Bob Kettler, chairman and chief executive officer of Kettler, a McLean, Virginia–based multifamily housing developer, is working on a more urban and affordable model: “You have 55 million millennials, 75 million baby boomers, but there are only 40 million gen Xers, who are at the prime homebuying age, so there’s a dip in the demographic curve coupled with unaffordability,” Kettler told UrbanLand.

Health and wellness are top of the list for developers such as Jeremy Hudson, CEO of the Specialized Real Estate Group in Fayetteville, Arkansas. He’s building ECO Modern Flats by adapting 96 apartments built in the 1960s into healthy living environments.
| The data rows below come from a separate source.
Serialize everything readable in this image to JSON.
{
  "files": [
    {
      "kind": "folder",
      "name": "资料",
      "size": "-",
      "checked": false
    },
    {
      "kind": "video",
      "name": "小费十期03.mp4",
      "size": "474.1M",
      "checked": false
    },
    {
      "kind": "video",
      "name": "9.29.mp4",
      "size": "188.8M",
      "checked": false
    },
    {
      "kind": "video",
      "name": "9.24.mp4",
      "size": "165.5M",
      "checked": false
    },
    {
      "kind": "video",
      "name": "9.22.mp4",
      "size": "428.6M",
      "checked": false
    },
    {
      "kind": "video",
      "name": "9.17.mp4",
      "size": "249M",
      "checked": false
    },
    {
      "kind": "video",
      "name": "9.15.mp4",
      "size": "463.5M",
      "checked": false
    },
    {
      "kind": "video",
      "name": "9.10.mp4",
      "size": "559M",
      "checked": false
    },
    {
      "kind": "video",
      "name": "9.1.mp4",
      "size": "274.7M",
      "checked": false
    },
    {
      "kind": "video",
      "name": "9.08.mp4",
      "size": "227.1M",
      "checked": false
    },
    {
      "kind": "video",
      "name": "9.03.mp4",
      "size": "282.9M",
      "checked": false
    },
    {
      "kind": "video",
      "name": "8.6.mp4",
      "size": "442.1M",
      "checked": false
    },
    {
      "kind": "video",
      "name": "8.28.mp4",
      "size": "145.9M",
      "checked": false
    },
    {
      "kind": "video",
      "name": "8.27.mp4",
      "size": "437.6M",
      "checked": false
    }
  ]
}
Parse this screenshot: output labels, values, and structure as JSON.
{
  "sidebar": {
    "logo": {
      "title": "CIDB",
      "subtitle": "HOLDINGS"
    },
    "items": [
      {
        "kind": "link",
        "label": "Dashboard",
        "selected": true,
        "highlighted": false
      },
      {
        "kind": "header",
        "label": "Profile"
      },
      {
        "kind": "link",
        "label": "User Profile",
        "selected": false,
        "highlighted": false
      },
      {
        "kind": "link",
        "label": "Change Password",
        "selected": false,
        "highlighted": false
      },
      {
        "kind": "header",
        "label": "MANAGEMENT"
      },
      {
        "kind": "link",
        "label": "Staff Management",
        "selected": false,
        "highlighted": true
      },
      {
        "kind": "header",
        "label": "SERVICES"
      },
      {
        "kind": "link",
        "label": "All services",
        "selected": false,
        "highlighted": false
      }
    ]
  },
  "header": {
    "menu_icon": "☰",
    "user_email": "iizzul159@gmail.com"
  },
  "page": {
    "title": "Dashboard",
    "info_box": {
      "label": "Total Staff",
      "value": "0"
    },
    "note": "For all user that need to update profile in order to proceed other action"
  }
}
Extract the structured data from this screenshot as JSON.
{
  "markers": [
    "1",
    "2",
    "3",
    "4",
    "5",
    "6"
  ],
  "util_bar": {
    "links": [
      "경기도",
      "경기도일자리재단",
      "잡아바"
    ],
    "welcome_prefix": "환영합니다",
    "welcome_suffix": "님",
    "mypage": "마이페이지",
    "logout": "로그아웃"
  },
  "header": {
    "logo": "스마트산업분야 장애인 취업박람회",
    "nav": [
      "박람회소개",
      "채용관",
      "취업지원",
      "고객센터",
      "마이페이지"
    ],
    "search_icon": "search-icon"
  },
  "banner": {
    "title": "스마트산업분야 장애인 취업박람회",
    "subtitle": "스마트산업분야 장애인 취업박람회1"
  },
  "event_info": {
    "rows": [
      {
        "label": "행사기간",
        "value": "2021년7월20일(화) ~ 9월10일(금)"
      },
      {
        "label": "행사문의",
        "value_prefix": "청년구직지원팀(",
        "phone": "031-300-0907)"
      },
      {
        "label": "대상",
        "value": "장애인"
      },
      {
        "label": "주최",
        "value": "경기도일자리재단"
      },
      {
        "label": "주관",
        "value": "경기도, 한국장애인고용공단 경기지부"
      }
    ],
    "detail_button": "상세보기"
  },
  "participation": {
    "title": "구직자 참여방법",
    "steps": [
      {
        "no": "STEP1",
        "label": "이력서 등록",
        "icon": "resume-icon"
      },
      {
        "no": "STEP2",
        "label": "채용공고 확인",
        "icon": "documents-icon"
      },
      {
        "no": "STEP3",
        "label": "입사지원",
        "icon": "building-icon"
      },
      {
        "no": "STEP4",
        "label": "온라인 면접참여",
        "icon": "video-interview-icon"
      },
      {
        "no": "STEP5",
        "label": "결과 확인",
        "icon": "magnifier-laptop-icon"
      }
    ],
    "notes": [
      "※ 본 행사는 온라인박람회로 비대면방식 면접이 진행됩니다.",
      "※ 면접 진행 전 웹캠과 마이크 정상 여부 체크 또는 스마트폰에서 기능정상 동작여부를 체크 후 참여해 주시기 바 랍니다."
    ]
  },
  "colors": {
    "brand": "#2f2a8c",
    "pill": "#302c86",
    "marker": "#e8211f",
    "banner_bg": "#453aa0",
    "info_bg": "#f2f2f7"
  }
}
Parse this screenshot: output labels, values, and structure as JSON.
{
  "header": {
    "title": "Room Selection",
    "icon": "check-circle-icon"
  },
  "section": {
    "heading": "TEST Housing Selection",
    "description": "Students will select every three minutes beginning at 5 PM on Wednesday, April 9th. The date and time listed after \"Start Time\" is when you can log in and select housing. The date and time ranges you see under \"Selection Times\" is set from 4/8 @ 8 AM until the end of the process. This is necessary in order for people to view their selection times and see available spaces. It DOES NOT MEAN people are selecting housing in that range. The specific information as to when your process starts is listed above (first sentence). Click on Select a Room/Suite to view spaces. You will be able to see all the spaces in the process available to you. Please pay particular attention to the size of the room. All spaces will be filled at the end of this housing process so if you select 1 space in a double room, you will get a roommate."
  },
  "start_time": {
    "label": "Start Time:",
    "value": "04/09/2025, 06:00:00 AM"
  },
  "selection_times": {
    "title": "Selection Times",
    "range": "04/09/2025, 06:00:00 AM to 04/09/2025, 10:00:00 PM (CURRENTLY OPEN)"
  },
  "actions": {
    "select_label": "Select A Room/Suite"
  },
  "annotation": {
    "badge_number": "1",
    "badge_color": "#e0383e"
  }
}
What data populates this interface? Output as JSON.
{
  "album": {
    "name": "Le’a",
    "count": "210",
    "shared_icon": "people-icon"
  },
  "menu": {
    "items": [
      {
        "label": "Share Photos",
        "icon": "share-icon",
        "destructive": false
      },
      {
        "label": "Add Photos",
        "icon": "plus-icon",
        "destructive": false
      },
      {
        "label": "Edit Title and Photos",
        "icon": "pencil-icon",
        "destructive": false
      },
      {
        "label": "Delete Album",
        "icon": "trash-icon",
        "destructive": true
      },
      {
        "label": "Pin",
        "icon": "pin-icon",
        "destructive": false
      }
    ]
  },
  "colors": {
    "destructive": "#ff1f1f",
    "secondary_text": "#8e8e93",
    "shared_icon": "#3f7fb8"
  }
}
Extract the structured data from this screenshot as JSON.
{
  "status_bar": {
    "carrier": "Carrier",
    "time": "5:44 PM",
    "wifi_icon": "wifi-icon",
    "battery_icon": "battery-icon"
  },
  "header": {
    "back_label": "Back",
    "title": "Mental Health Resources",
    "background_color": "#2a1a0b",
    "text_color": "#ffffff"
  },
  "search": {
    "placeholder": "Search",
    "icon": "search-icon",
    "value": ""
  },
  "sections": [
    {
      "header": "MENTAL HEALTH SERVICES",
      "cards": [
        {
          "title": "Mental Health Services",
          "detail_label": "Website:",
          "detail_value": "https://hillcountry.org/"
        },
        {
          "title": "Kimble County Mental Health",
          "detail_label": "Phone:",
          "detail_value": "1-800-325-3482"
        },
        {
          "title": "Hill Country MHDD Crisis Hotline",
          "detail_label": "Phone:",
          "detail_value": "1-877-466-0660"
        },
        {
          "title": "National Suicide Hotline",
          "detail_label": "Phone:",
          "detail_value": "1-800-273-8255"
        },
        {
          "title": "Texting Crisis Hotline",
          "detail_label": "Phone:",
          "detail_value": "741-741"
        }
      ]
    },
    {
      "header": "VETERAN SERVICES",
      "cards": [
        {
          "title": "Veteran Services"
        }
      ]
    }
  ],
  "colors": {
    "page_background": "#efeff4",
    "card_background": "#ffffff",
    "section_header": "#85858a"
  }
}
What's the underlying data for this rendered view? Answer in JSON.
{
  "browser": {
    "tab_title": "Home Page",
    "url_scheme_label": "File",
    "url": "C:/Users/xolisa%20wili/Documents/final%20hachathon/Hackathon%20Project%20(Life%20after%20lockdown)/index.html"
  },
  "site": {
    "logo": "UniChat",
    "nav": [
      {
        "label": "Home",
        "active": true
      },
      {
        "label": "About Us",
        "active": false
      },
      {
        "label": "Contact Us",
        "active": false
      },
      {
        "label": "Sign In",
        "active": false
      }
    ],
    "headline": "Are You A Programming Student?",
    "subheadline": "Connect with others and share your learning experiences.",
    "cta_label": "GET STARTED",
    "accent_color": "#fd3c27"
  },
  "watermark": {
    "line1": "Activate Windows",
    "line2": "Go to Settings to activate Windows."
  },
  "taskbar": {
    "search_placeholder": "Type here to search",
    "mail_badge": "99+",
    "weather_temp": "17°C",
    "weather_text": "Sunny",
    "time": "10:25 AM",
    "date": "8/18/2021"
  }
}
Hudson suffers from asthma and severe allergies, so smoking is banned in all apartments and environs, along with a solar hot-water system; ductless heating and cooling; and non-VOC paints, stains and finishes.

Grow Community on Bainbridge Island, Washington is a near- or net-zero-carbon community with solar-powered homes, whose 23 single-family houses and 20 apartments sold out in six months with no advertising beyond the island and no listing on the Multiple Listing Service.

But the biggest surprise for the developers — the heart and soul of Grow Community is its community gardens.

“We have microhoods — six or eight homes that face each other and the community gardens between them,” Greg Lotakis, project manager for developer Asani, told UrbanLand. “When people come to see the community, they see how lush the garden spaces are and the community interaction they create.”